Des personnes attachées à des poteaux en pleine rue, parfois avec le pantalon baissé et frappées : depuis le début de la guerre en Ukraine, les images montrant ce type de scènes se comptent par dizaines sur les réseaux sociaux et dans les médias locaux. Ces scènes se sont déroulées dans différentes villes du pays, très souvent pour punir des personnes accusées de vol. Une pratique acceptée par une partie de la population, parfois encouragée par les autorités, mais "illégale et inacceptable" selon des ONG de défense des droits de l’Homme locales.

Depuis le début de la guerre en Ukraine, de nombreuses images diffusées sur les réseaux sociaux montrent des personnes attachées à des poteaux, comme celle-ci, prise à Kakhovka. Ces personnes sont souvent accusées de vol. Ici, il est d'ailleurs écrit sur le papier "Я мародер" ("je suis un maraudeur").

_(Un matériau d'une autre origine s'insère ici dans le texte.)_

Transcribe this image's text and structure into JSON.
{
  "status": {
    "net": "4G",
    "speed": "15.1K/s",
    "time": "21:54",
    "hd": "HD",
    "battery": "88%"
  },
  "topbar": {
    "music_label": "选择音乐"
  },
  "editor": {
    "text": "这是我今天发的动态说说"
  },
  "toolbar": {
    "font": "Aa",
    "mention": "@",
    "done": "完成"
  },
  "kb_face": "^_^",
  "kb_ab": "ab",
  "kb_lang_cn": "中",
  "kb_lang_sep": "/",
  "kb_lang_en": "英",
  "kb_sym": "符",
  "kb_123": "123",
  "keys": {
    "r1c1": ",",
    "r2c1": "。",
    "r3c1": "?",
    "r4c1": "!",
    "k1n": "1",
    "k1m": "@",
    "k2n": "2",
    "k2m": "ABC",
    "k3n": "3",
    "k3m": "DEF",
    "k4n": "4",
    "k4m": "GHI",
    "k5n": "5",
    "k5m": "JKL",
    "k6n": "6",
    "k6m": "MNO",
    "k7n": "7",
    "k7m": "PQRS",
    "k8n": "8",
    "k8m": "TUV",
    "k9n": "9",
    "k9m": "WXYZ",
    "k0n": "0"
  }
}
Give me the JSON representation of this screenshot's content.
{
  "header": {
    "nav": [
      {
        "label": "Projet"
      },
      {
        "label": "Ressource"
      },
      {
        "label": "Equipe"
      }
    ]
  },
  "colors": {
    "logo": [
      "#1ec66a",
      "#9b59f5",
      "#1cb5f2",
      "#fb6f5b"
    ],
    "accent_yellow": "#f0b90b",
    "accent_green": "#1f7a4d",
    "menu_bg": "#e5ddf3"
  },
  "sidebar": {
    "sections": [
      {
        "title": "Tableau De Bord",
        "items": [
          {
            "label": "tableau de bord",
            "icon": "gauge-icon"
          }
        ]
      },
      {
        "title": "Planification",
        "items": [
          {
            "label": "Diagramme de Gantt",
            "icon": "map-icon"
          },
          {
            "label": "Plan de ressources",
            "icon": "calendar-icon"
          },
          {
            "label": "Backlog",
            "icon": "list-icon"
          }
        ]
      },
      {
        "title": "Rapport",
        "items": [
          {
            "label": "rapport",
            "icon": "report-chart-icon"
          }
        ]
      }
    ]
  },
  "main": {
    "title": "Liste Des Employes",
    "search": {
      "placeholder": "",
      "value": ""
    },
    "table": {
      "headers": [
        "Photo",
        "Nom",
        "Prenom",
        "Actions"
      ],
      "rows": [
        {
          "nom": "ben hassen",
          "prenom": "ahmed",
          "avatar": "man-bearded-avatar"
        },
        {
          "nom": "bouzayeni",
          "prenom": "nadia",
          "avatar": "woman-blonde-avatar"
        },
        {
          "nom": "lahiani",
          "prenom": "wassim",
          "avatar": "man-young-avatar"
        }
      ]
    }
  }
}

Depuis le début de la guerre en Ukraine, de nombreuses images diffusées sur les réseaux sociaux montrent des personnes attachées à des poteaux, comme celle-ci, prise à Kakhovka. Ces personnes sont souvent accusées de vol. Ici, il est d'ailleurs écrit sur le papier "Я мародер" ("je suis un maraudeur"). © Réseaux sociaux.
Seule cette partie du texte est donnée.